Logotipo Discoplay Hay días en que uno se siente profundamente triste, siendo esta para el modesto redactor que escribe las presentes cuatro líneas una jornada teñida de grises oscuros.

Disculpe el lector/a que empiece el artículo con esta introducción tan poco agradable, aunque es reflejo de lo que personalmente siento al enterarme de noticias como que Discoplay cerró a principios de este año.

Estoy convencido que la mayoría de personas que leen este artículo conocerá que fue Discoplay y sobretodo lo que significa su cierre, aunque para aquellos que no conozcan esta empresa, a continuación les ofreceremos un pequeño apunte.

Nacida a principios de los años ochenta, concretamente en 1982, Discoplay y su boletín BID (Boletín Informativo Discoplay) era una de las principales compañías de venta por correo de España y probablemente la número uno en lo que hace referencia a venta de música a distancia. Básicamente se centraba en vender álbumes de música ya sea en vinilo, cassette, discos compactos, DVD musicales y un sinfín de artículos más como camisetas, libros, etc…

El funcionamiento era bastante sencillo, pues una vez se recibía el boletín al cual mediante amigos o familiares uno se había suscrito, se seleccionaba el material a comprar, se rellenaba una hoja de pedido y se enviaba mediante correo (¡Sí, correo postal del auténtico, de aquel que te lo coge el cartero y todo!). Al cabo de unos días se recibía el paquete que siempre era abierto con tremenda ilusión.

Según propia experiencia del jefe de la oficina de correos de mi población, los paquetes recibidos de Discoplay eran los que menos tiempo se mantenían a la espera, pues pronto aparecía su destinatario dinero en mano y con una sonrisa beatífica en sus labios esperando que le fuera entregado el fruto de tan ansiada espera.

Aunque con E-bay la liturgia de ir a buscar un paquete es parecida, sumándose el hecho de que te pueden haber dado gato por liebre, cosa que con Discoplay este temor no existía, sin duda alguna entra algo de morriña saber que el boletín con el sobre mediano (blanco o verde) ya no vendrá más al nuestro buzón.

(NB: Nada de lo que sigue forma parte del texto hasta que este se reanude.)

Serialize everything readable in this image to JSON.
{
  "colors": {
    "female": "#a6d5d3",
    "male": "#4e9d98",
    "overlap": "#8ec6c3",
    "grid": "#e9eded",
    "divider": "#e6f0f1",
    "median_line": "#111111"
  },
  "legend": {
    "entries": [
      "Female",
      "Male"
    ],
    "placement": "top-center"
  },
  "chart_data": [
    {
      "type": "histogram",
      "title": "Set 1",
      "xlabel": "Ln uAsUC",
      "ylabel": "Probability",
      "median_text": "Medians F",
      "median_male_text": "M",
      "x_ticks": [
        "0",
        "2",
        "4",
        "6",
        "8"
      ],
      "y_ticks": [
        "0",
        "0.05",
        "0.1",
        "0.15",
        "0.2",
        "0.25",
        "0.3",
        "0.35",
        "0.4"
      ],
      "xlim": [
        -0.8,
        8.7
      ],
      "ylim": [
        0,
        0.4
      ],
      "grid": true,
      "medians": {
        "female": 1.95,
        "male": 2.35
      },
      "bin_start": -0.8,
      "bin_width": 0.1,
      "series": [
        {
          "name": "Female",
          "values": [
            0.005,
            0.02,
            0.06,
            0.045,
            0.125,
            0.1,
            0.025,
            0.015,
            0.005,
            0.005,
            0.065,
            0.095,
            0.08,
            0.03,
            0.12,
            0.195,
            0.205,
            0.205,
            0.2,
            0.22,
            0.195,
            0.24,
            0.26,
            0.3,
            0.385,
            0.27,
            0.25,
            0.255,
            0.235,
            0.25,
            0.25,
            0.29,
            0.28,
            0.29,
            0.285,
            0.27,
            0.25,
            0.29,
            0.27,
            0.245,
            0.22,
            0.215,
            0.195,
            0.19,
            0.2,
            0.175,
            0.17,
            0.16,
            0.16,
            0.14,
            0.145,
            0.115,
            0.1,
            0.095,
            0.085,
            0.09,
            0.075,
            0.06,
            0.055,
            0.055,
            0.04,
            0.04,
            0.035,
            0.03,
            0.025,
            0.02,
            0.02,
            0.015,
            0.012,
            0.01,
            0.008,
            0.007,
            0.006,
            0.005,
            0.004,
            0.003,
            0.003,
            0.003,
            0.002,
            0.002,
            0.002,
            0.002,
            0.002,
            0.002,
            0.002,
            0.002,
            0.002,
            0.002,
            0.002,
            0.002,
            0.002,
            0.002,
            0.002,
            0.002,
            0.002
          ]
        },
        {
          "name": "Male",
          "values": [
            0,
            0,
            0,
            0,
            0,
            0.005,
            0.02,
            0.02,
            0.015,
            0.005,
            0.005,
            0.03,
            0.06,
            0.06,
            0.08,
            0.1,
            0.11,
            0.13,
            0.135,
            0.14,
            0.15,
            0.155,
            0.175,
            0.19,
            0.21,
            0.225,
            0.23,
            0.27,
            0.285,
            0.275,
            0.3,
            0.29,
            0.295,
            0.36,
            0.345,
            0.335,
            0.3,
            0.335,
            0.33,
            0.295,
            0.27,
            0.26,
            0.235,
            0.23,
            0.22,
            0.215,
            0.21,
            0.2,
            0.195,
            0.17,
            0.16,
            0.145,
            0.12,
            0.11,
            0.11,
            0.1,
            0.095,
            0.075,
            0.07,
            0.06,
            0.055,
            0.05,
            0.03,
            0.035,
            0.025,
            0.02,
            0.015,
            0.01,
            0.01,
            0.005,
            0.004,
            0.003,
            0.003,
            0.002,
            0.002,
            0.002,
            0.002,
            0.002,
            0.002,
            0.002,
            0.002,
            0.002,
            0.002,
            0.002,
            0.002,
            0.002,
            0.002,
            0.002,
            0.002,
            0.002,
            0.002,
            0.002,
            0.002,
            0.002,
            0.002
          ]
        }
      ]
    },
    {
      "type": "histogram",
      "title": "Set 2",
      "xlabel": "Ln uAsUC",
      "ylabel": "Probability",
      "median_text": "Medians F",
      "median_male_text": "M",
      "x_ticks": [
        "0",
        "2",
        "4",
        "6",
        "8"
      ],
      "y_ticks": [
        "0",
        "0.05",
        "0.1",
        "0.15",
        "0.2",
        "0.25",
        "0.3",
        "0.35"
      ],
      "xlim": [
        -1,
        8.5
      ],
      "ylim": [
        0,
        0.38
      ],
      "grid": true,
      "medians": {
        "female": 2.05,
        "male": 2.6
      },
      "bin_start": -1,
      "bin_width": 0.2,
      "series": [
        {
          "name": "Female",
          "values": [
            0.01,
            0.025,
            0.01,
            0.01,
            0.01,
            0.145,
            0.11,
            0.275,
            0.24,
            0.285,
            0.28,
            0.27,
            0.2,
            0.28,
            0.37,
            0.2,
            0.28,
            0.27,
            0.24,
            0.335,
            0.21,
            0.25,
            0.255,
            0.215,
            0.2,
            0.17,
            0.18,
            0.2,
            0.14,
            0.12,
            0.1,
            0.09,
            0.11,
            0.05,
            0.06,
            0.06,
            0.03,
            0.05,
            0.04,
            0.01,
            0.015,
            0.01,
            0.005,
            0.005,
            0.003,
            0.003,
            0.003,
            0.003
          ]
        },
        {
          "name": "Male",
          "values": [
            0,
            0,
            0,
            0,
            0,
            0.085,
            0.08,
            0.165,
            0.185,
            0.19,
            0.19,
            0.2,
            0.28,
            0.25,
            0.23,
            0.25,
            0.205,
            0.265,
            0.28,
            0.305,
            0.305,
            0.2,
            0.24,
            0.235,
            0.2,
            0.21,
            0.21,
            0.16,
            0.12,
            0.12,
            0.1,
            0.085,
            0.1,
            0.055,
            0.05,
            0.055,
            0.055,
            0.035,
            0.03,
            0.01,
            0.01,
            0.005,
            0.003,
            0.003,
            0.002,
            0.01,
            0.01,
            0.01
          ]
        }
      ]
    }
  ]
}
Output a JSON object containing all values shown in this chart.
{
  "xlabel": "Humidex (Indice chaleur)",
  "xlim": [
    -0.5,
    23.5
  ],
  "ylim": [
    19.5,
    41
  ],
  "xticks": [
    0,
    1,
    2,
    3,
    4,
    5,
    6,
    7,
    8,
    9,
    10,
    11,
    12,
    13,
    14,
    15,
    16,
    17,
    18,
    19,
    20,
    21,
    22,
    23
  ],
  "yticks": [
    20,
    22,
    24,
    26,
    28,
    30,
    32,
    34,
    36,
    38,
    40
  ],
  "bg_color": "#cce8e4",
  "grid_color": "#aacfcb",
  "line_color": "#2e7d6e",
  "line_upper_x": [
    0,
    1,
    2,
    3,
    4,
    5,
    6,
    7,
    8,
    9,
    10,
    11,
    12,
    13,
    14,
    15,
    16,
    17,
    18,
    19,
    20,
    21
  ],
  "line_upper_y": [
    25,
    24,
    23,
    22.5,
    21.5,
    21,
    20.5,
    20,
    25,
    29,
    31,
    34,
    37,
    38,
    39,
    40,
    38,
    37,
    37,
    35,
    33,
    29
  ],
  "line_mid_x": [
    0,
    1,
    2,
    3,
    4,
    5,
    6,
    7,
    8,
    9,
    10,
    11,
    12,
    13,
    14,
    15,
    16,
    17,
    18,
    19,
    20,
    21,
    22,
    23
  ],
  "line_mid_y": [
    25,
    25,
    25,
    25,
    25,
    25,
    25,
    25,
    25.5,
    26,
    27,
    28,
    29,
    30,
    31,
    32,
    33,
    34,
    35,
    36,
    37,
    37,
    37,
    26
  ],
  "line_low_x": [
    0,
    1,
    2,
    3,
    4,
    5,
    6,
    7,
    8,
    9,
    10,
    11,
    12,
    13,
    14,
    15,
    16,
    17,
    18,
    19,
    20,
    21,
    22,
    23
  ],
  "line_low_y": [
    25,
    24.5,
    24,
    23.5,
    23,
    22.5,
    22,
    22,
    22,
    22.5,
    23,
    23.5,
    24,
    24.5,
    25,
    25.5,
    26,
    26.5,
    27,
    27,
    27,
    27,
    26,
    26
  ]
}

Básicamente Discoplay consistía en esto, aunque claro está había diversas modalidades de pago, de envío de la hoja de pedido e incluso en sus últimos tiempos Discoplay había inaugurado una web en la que podía consultarse el histórico de boletines de forma on-line.

No obstante, observando los últimos boletines, uno podía percatarse de una cierta decadencia no exenta de ánimo de salir adelante, pues a la par que se reducía drásticamente el número de material musicales , aumentó el de los objetos de regalo, maquetas, etc..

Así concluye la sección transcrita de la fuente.